The Monolithic IIS Dependency
For years, the ASP.NET framework was tightly coupled to Microsoft Internet Information Services (IIS) and the massive System.Web assembly. This configuration made running .NET services lightweight or hosting them outside IIS impossible.
The upcoming release of ASP.NET MVC 5 addresses this by standardizing on the OWIN (Open Web Interface for .NET) specifications.
Identity Insight: Claims-based identity decouples authorization from database structures, simplifying integration with OAuth providers.
Key Advancements in MVC 5
MVC 5 introduces key enhancements:
1. OWIN and Katana Middleware Pipeline
Katana (Microsoft's OWIN implementation) replaces System.Web authentication. The request pipeline is built using modular middleware components:
- ◆Modular pipeline: Add only the components you need (e.g. static files, cookie authentication, OAuth).
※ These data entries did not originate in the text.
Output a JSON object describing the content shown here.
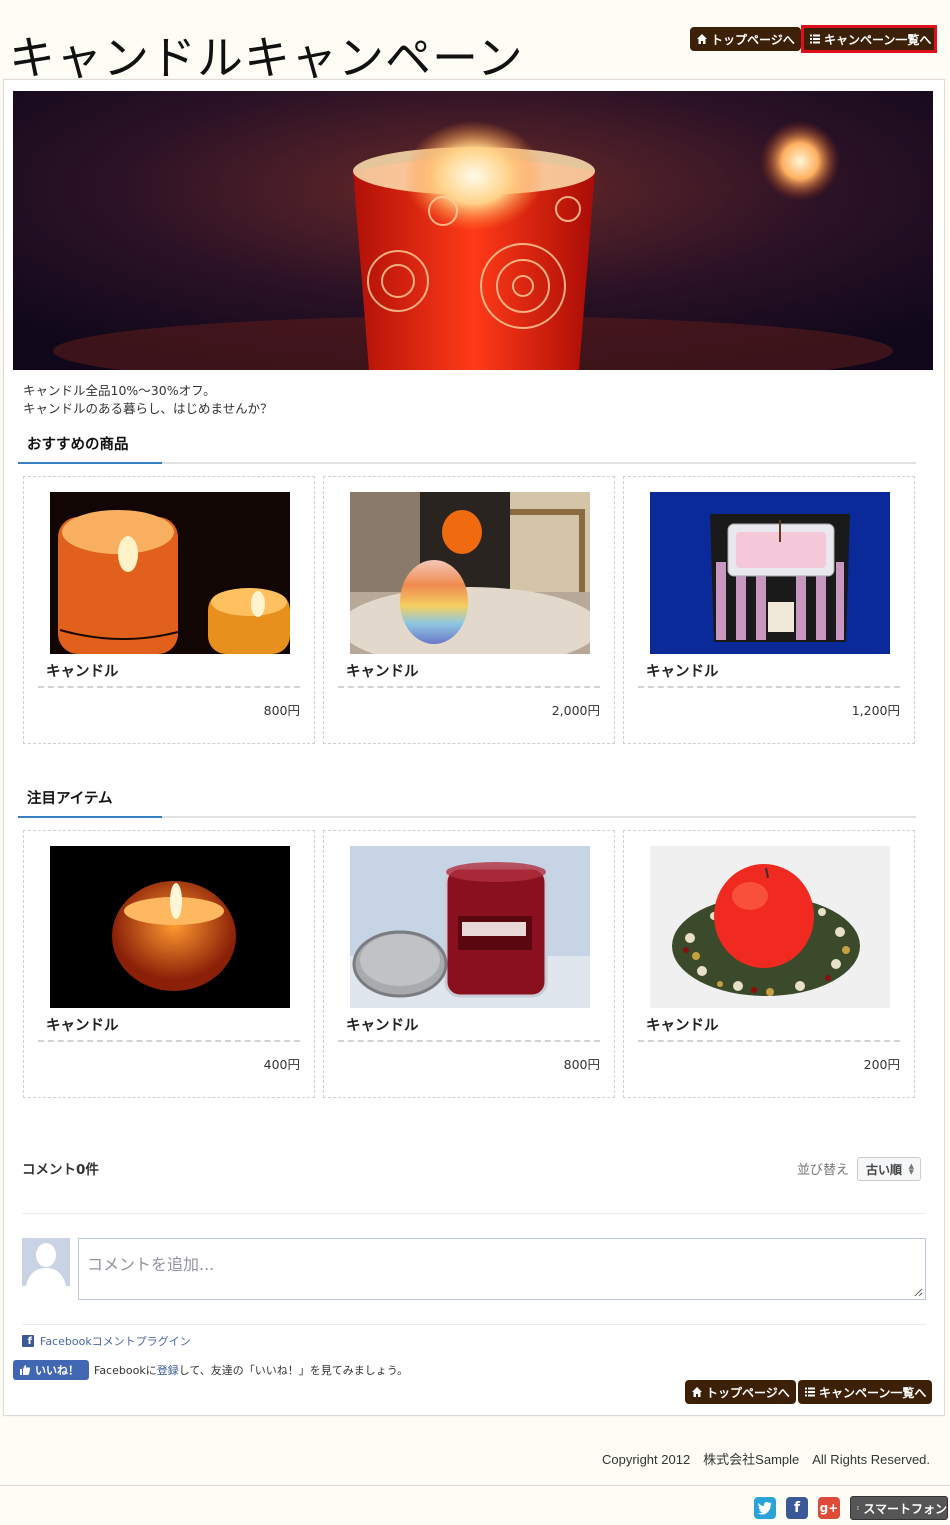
{
  "header": {
    "title": "キャンドルキャンペーン",
    "nav": {
      "top_page": "トップページへ",
      "campaign_list": "キャンペーン一覧へ"
    }
  },
  "intro": {
    "line1": "キャンドル全品10%～30%オフ。",
    "line2": "キャンドルのある暮らし、はじめませんか？"
  },
  "sections": [
    {
      "heading": "おすすめの商品",
      "items": [
        {
          "name": "キャンドル",
          "price": "800円"
        },
        {
          "name": "キャンドル",
          "price": "2,000円"
        },
        {
          "name": "キャンドル",
          "price": "1,200円"
        }
      ]
    },
    {
      "heading": "注目アイテム",
      "items": [
        {
          "name": "キャンドル",
          "price": "400円"
        },
        {
          "name": "キャンドル",
          "price": "800円"
        },
        {
          "name": "キャンドル",
          "price": "200円"
        }
      ]
    }
  ],
  "comments": {
    "count_label": "コメント0件",
    "sort_label": "並び替え",
    "sort_value": "古い順",
    "placeholder": "コメントを追加...",
    "plugin_label": "Facebookコメントプラグイン"
  },
  "like": {
    "button_label": "いいね！",
    "text_before": "Facebookに",
    "link_text": "登録",
    "text_after": "して、友達の「いいね！」を見てみましょう。"
  },
  "bottom_nav": {
    "top_page": "トップページへ",
    "campaign_list": "キャンペーン一覧へ"
  },
  "footer": {
    "copyright": "Copyright 2012　株式会社Sample　All Rights Reserved.",
    "smartphone_label": "スマートフォン"
  },
  "colors": {
    "nav_button": "#3c2108",
    "active_outline": "#e0101a",
    "heading_accent": "#3a7fc2",
    "facebook_blue": "#4267b2",
    "twitter": "#2aa3d9",
    "facebook": "#3b5998",
    "google_plus": "#dd4b39"
  },
  "icons": [
    "home-icon",
    "list-icon",
    "twitter-icon",
    "facebook-icon",
    "google-plus-icon",
    "smartphone-icon",
    "thumbs-up-icon"
  ]
}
- ◆Self-Hosting: Run ASP.NET applications inside lightweight console processes or Windows services.
2. Attribute Routing
Instead of declaring routing rules inside a central RouteConfig.cs file, developers can define routes directly on action methods:
// Attribute routing configuration in C# MVC 5
[RoutePrefix("admin/users")]
public class AdminController : Controller {
[Route("profile/{id:int}")]
public ActionResult GetProfile(int id) {
return View();
}
}Structuring OWIN Authentication
// OWIN startup configuration class
public class Startup {
public void Configuration(IAppBuilder app) {
app.UseCookieAuthentication(new CookieAuthenticationOptions {
AuthenticationType = DefaultAuthenticationTypes.ApplicationCookie,
LoginPath = new PathString("/Account/Login")
});
}
}These changes modernize the .NET web stack, laying the foundation for cross-platform .NET migrations.